Transforming UCL halfway update

20 COMPLETED PROJECTS

KATHLEEN LONSDALE BUILDING

AN INSPIRING CENTRE OF LEARNING AND RESEARCH FOR THE ADVANCEMENT OF EARTH SCIENCES

The refurbishment gives UCL Earth Sciences a modern facility where academics and students study everything from the origin of the earth to the history of the life it sustains.

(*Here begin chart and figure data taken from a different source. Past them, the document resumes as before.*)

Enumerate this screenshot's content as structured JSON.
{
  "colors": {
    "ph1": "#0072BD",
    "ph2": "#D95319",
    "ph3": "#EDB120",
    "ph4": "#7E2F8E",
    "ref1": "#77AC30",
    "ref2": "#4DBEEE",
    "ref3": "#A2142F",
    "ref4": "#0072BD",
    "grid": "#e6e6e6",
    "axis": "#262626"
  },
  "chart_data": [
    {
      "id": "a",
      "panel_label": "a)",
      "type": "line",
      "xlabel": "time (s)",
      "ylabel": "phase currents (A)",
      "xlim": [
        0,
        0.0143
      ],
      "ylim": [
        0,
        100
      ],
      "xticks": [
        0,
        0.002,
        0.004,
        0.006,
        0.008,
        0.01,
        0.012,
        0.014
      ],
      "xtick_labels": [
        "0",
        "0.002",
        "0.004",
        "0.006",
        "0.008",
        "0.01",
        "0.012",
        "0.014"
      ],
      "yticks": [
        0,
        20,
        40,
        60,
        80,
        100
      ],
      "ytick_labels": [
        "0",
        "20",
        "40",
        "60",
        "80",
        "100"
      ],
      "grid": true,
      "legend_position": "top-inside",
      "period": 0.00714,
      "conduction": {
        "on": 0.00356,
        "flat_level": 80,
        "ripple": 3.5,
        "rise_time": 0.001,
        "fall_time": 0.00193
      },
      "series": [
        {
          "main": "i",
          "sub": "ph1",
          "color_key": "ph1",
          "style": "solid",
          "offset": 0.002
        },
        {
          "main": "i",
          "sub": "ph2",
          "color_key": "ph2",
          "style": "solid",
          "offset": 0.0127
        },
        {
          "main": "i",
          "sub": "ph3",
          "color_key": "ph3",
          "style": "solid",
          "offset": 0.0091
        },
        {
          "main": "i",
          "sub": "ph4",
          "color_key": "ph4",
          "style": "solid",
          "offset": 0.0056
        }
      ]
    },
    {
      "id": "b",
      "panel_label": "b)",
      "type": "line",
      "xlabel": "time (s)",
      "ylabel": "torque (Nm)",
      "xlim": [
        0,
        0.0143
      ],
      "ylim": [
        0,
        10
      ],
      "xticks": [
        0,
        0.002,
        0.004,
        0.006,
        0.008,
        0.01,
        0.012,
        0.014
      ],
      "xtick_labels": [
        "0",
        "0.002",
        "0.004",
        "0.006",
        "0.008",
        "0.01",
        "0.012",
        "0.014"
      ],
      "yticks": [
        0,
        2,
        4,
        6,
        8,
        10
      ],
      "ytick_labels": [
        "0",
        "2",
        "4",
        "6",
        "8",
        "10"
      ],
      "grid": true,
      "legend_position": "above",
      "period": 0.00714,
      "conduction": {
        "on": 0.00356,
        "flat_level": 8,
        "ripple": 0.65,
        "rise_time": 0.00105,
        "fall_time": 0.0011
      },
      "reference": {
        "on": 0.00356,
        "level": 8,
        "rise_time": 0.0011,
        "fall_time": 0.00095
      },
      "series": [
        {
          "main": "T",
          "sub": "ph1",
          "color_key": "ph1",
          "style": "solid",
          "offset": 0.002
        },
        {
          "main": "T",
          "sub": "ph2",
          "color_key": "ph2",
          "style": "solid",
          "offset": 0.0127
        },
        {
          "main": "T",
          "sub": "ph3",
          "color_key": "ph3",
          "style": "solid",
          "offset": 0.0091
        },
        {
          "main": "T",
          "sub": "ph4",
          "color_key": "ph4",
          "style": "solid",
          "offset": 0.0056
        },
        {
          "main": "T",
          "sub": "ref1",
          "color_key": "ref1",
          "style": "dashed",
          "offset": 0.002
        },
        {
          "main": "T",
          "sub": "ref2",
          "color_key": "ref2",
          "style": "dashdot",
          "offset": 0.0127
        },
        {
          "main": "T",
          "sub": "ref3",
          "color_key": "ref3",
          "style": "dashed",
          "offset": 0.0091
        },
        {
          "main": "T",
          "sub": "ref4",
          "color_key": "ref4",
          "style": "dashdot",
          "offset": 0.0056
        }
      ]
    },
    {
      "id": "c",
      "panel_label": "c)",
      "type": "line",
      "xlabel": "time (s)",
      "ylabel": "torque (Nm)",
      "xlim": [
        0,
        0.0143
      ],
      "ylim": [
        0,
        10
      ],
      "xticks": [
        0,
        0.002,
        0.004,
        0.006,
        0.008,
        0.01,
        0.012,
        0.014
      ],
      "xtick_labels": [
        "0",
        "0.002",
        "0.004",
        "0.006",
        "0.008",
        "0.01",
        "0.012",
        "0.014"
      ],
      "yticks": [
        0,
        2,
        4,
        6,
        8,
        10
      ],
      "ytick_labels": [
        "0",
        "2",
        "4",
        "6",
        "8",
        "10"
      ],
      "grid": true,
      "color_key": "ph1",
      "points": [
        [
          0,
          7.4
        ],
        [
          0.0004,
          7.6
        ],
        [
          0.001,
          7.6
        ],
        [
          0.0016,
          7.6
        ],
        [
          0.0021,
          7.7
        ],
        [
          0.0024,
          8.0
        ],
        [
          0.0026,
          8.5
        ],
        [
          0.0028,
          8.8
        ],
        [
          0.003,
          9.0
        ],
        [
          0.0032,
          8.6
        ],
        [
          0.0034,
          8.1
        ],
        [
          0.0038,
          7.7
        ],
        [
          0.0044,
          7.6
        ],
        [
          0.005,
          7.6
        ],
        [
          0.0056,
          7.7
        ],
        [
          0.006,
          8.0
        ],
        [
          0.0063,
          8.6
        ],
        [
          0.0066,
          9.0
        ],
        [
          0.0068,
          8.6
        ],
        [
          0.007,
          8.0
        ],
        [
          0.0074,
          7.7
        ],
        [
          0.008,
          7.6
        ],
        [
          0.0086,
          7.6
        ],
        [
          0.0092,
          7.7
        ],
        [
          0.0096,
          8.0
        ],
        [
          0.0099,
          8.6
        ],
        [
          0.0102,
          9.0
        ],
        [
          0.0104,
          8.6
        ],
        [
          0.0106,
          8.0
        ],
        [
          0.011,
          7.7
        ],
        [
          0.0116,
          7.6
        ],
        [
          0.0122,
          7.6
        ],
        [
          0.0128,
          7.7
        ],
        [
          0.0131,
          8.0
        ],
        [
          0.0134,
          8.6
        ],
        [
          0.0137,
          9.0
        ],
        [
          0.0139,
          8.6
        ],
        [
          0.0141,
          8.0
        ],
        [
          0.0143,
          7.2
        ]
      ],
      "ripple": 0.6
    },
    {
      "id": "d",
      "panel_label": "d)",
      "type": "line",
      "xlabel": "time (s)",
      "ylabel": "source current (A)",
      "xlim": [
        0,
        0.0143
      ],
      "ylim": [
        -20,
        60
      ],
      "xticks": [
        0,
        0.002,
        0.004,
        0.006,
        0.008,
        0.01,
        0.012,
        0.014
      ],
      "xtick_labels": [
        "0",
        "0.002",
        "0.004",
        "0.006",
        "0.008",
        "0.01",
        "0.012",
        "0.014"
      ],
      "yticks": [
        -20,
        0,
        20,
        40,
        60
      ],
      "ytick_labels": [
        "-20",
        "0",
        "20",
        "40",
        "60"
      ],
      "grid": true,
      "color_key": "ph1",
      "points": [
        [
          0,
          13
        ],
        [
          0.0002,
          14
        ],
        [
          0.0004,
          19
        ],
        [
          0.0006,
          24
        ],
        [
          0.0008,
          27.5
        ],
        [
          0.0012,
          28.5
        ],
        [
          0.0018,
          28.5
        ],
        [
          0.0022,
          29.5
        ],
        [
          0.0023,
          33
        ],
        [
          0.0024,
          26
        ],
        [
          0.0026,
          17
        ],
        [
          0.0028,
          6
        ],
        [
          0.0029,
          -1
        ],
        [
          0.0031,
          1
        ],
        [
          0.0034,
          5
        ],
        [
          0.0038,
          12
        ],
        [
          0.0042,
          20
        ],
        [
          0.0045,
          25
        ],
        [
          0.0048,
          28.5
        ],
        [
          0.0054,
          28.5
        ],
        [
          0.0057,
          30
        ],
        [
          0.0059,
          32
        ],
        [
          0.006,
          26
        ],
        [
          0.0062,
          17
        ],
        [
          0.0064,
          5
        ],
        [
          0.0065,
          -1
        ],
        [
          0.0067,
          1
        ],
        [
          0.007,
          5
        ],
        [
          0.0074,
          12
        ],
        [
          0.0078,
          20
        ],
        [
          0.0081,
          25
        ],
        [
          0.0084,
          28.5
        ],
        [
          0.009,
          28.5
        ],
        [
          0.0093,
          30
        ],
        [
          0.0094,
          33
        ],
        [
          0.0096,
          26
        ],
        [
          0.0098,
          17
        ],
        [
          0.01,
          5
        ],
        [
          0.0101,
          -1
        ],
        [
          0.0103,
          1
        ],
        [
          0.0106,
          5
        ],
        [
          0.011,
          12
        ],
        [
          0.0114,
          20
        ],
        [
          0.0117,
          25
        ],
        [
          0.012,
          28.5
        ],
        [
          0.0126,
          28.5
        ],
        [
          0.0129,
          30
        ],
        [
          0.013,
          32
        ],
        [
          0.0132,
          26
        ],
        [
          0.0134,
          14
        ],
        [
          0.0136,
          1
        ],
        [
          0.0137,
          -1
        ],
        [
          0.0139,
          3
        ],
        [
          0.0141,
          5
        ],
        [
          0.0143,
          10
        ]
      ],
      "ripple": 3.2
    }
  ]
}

MODERNISING A HERITAGE BUILDING

The Kathleen Lonsdale Building was constructed in 1915 as UCL’s first purpose-built chemistry building and is named after the scientist, Quaker and pacifist who conducted ground-breaking crystallography research at the university. To create a world-class facility that could house the entire Earth Sciences department, we carried out a major refurbishment – reinstating some historic features while improving the layout to create modern teaching, research and social spaces. Students now learn in labs filled with the latest scientific equipment. And because the entire department is in one building there’s an increased opportunity for interdisciplinary research, covering areas including earth sciences, maths, chemistry, biology, physics and astrophysics. The building also showcases the work done there, with a Rock Room housing the department’s collection of rocks, minerals and fossils, and an impressive dinosaur skeleton in the entrance symbolising how life and earth have co-evolved.